TCU fans hope to only see Kell on the field converting extra points and not attempting field goals, but given how poor the TCU offense has been when crossing into the scoring zone of the opposing 30-yard line, perhaps some Kell attempts are preferred to the four turnovers the Frogs have given away in such spots through two games.


Donovan Smith:
Pass Yards: 259.5
Rush Yards: 32.5
Rush+Pass+Rec TD: 2.5

Smith has only thrown for 260+ yards five times in his career and most of those required at least 40 pass attempts, including his 260 yards on 42 attempts in double-overtime vs. Rice last week. It’s possible that the Cougars are trailing early and chasing the game, forcing the offense to attack a vulnerable Horned Frogs secondary via the air and giving Smith that volume of pass attempts. However I can see Holgorsen relying on Smith’s athleticism and the Tony Mathis in the run game to shorten the game and keep the Cougars hanging around within striking distance for longer.

Receiving Yards:
Matthew Golden: 75.5
Joseph Manjack IV: 45.5
Samuel Brown: 79.5

This trio has an opportunity for an explosive weekend, as the TCU Defense allowed four different players to have over 100 receiving yards in Week One.
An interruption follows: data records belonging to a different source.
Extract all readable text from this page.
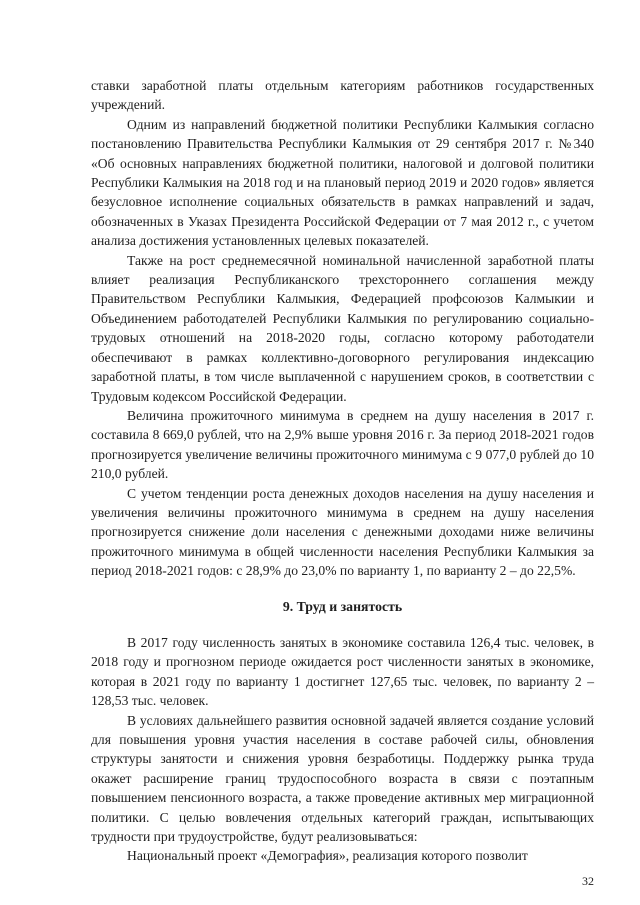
ставки заработной платы отдельным категориям работников государственных учреждений.

Одним из направлений бюджетной политики Республики Калмыкия согласно постановлению Правительства Республики Калмыкия от 29 сентября 2017 г. №340 «Об основных направлениях бюджетной политики, налоговой и долговой политики Республики Калмыкия на 2018 год и на плановый период 2019 и 2020 годов» является безусловное исполнение социальных обязательств в рамках направлений и задач, обозначенных в Указах Президента Российской Федерации от 7 мая 2012 г., с учетом анализа достижения установленных целевых показателей.

Также на рост среднемесячной номинальной начисленной заработной платы влияет реализация Республиканского трехстороннего соглашения между Правительством Республики Калмыкия, Федерацией профсоюзов Калмыкии и Объединением работодателей Республики Калмыкия по регулированию социально-трудовых отношений на 2018-2020 годы, согласно которому работодатели обеспечивают в рамках коллективно-договорного регулирования индексацию заработной платы, в том числе выплаченной с нарушением сроков, в соответствии с Трудовым кодексом Российской Федерации.

Величина прожиточного минимума в среднем на душу населения в 2017 г. составила 8 669,0 рублей, что на 2,9% выше уровня 2016 г. За период 2018-2021 годов прогнозируется увеличение величины прожиточного минимума с 9 077,0 рублей до 10 210,0 рублей.

С учетом тенденции роста денежных доходов населения на душу населения и увеличения величины прожиточного минимума в среднем на душу населения прогнозируется снижение доли населения с денежными доходами ниже величины прожиточного минимума в общей численности населения Республики Калмыкия за период 2018-2021 годов: с 28,9% до 23,0% по варианту 1, по варианту 2 – до 22,5%.

9. Труд и занятость

В 2017 году численность занятых в экономике составила 126,4 тыс. человек, в 2018 году и прогнозном периоде ожидается рост численности занятых в экономике, которая в 2021 году по варианту 1 достигнет 127,65 тыс. человек, по варианту 2 – 128,53 тыс. человек.

В условиях дальнейшего развития основной задачей является создание условий для повышения уровня участия населения в составе рабочей силы, обновления структуры занятости и снижения уровня безработицы. Поддержку рынка труда окажет расширение границ трудоспособного возраста в связи с поэтапным повышением пенсионного возраста, а также проведение активных мер миграционной политики. С целью вовлечения отдельных категорий граждан, испытывающих трудности при трудоустройстве, будут реализовываться:

Национальный проект «Демография», реализация которого позволит

32
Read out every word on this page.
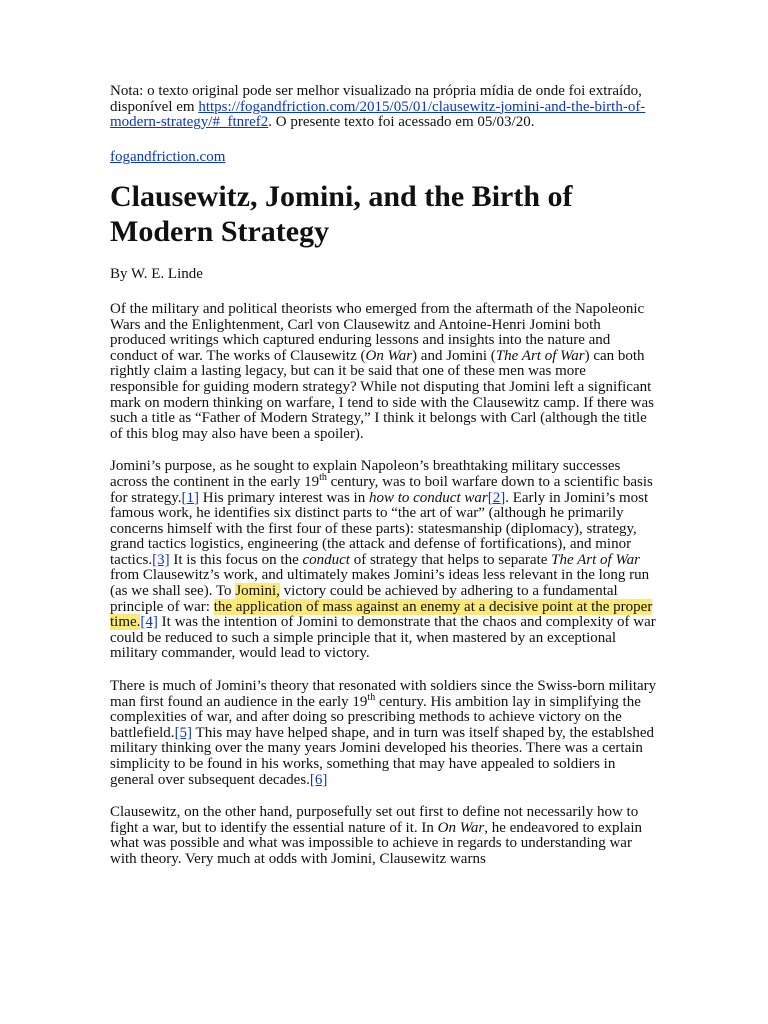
Nota: o texto original pode ser melhor visualizado na própria mídia de onde foi extraído, disponível em https://fogandfriction.com/2015/05/01/clausewitz-jomini-and-the-birth-of-modern-strategy/#_ftnref2. O presente texto foi acessado em 05/03/20.

fogandfriction.com

Clausewitz, Jomini, and the Birth of Modern Strategy

By W. E. Linde

Of the military and political theorists who emerged from the aftermath of the Napoleonic Wars and the Enlightenment, Carl von Clausewitz and Antoine-Henri Jomini both produced writings which captured enduring lessons and insights into the nature and conduct of war. The works of Clausewitz (On War) and Jomini (The Art of War) can both rightly claim a lasting legacy, but can it be said that one of these men was more responsible for guiding modern strategy? While not disputing that Jomini left a significant mark on modern thinking on warfare, I tend to side with the Clausewitz camp. If there was such a title as “Father of Modern Strategy,” I think it belongs with Carl (although the title of this blog may also have been a spoiler).

Jomini’s purpose, as he sought to explain Napoleon’s breathtaking military successes across the continent in the early 19th century, was to boil warfare down to a scientific basis for strategy.[1] His primary interest was in how to conduct war[2]. Early in Jomini’s most famous work, he identifies six distinct parts to “the art of war” (although he primarily concerns himself with the first four of these parts): statesmanship (diplomacy), strategy, grand tactics logistics, engineering (the attack and defense of fortifications), and minor tactics.[3] It is this focus on the conduct of strategy that helps to separate The Art of War from Clausewitz’s work, and ultimately makes Jomini’s ideas less relevant in the long run (as we shall see). To Jomini, victory could be achieved by adhering to a fundamental principle of war: the application of mass against an enemy at a decisive point at the proper time.[4] It was the intention of Jomini to demonstrate that the chaos and complexity of war could be reduced to such a simple principle that it, when mastered by an exceptional military commander, would lead to victory.

There is much of Jomini’s theory that resonated with soldiers since the Swiss-born military man first found an audience in the early 19th century. His ambition lay in simplifying the complexities of war, and after doing so prescribing methods to achieve victory on the battlefield.[5] This may have helped shape, and in turn was itself shaped by, the establshed military thinking over the many years Jomini developed his theories. There was a certain simplicity to be found in his works, something that may have appealed to soldiers in general over subsequent decades.[6]

Clausewitz, on the other hand, purposefully set out first to define not necessarily how to fight a war, but to identify the essential nature of it. In On War, he endeavored to explain what was possible and what was impossible to achieve in regards to understanding war with theory. Very much at odds with Jomini, Clausewitz warns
Each receiver should certainly have opportunities and have a high volume of receptions; the TCU defensive backs have played soft coverage, giving plenty of room off the line of scrimmage. The question will be if any (or multiple) pass catchers break a big one, so TCU DBs will be tasked with making sure tackles at the catch point. If that doe not happen, all three of these receivers could have more yards than projected on Saturday.